When comparing between the effect of oral and parenteral routes of chemotherapy on cognition functions, we found a significant difference being more with parenteral route (p value 0.16) with highly significant defect in executive part (p value < 0.001). However, most studies stress that drugs that can cross BBB (e.g., methotrexate or 5-fluorouracil) has more detrimental effects on cognition function. It was suggested that cytokines play a dominant role in the neuro-immuno-endocrine processes induced by cancer cells and cytotoxic chemotherapy. Chemotherapeutic agents, which are mostly unable to hybridize the blood-brain barrier (BBB) due to their molecular size, can cause toxicity to the brain indirectly via the pro-inflammatory cytokine pathways. It also was suggested that the accumulation of a combination of drug, rather than some drugs, may enhance the neurotoxicity in cancer patient.
Another point of study was the follow-up assessment after 6 months, and its impingement on chemotherapy-induced cognitive handicap revealed no statistically significant divergence. However, some other studies uncovered that deteriorated cognitive affair in children with cancer could be attributed either to cancer treatments including chemotherapy or to cancer per se as some patients who did not achieve remission had poorer cognitive function [35]; this controversy may be explained by relatively short stop of the study and in need for wide scale of patients. So, further larger, prospective, long-term studies are necessary to definitively assess this impairment.

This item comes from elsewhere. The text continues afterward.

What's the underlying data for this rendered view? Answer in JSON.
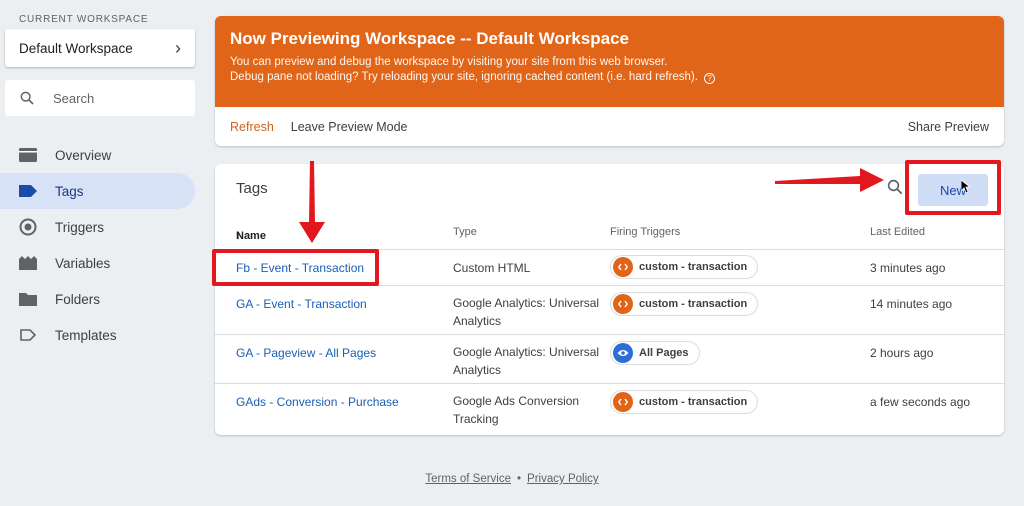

To summarize, there is a necessary need of more comprehensive neuropsychological tests for specific information about the nature and severity of intellectual dysfunction at different times throughout the distance of the discourse full point and even for long terminus survivors as a second step to provide an improved scene for specific effect related to cognitive dysfunction in patients with hematological malignancies. Besides, studies on big sample distribution are also advised to clarify the role of predisposing variables.
Furthermore, the growth of interference that addresses cognitive late answer is imperative, and intervention studies can be more successfully created to target the actual mechanisms to try and prevent cognitive impairment from occurring and address it once it has happened.